Before we examine these questions, it’s worth reflecting that few companies — Microsoft under Bill Gates or Dell Computer under Michael Dell being the exceptions — survive, grow and actually thrive under the same helmsman from founding to widely acclaimed success. Change at the top is more the norm than the exception. However start-ups, particularly in their early days, are so closely identified with their founders — and founders with their companies — the change, of a founder leaving or being asked to leave, can be traumatic. So it is best planned for and, hopefully, never actually encountered.

Leaving voluntarily

I remember the day when one of my partners informed me that another of our founding team (there were five of us founders) wanted to quit. We had not been at it for a year and the fire of a new adventure still burned in our heart and flushed our cheeks — so it came as a shock!

In this instance, the issue was one of personal belief regarding religion in the workplace. I am not sure, to that day, we had even thought about religion (or its absence in my view and excessive presence in the departing partner’s view). This is an instance where a founder wanted to leave voluntarily as he felt there was an irreconcilable difference in personal beliefs.

There can be numerous reasons for a founder to leave voluntarily, many of which may have nothing to do with the business itself — family commitments (wife wants to relocate) or health reasons (allergies in Bangalore) are examples.

Of course, there could be several other reasons — loss of faith in business partners; the gradual realisation that a start-up is not for him or her; or the thought of a Web-based cobbler service no longer exciting them — there are as many reasons for a founder to leave as there are people.

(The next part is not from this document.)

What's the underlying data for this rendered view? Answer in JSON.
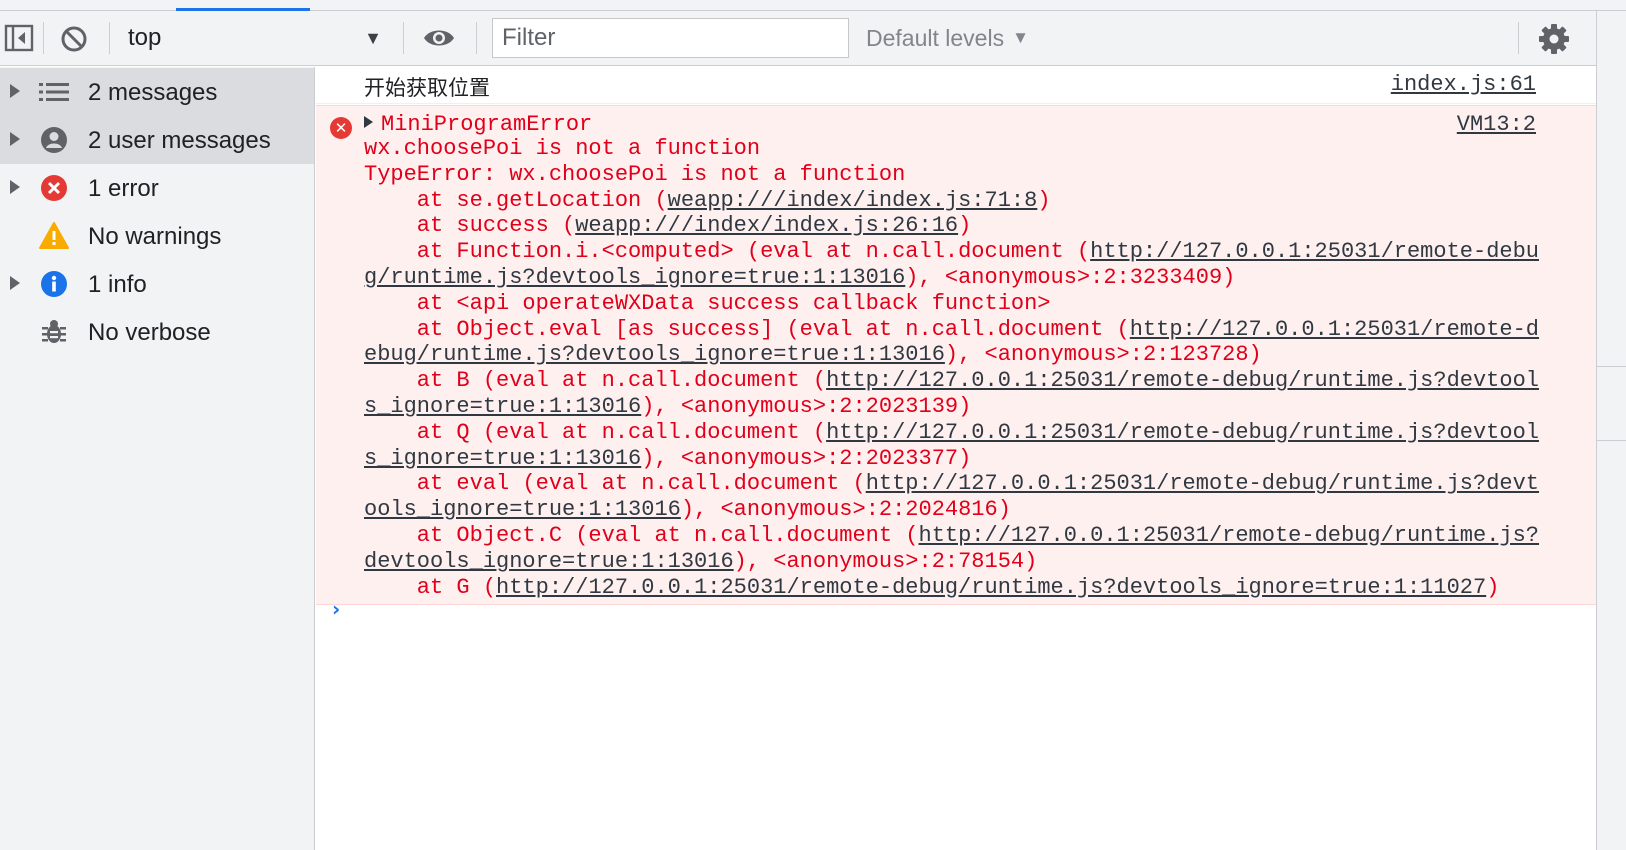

Having an inter se — Latin for “between or amongst themselves” — agreement amongst the founding team members is the best way to prepare for this eventuality. While the heartache that follows the departure of a founder may take time to dissipate, such an agreement will minimise the business impact. Also, the fact that such an agreement is in place prepares the concerned parties to consider the possibility of a founder leaving and address the potential causes up-front.

A good inter se agreement would at the least cover issues pertaining to shareholding: Do insiders or the company get first right of refusal? Will the leaving partner be permitted to still hold some or all of his or her shares? If so, will he or she retain voting rights? If the company bought the shares, how would these be valued? What would the payment terms be? How would the death (strictly speaking this would be an involuntary departure) of a partner be handled?

A good corporate lawyer would be able to pull together a reasonably well thought out inter se agreement. Most people are comfortable having health insurance and don’t blame it as the cause when they fall sick. However, many folk balk at having an inter se agreement believing this may sow the seeds for the undesirable to happen.

As someone who’s been there more than once, I would say that you are better of thinking and planning for all eventualities and this will never be the cause of a partner leaving. And you will be glad it is in place, when they do actually leave.

Forced to Leave

There are primarily two different stakeholders — the Board of Directors and the management team — who may force a founder to leave.

In venture-funded companies — most of which have active boards — the board could be the primary driver for change, particularly if a founder is the CEO of the company. This could arise for good reason — if the company is growing faster than the CEO/founder is, someone else should be brought in as a replacement.

The founder, in this instance, could then focus on other areas such as key technology, marketing or other contributions.But if he is not prepared for the shift, he may be asked to leave.

Alternately, a founder may be asked to leave for not-so-good reasons such as having rubbed powerful board members the wrong way.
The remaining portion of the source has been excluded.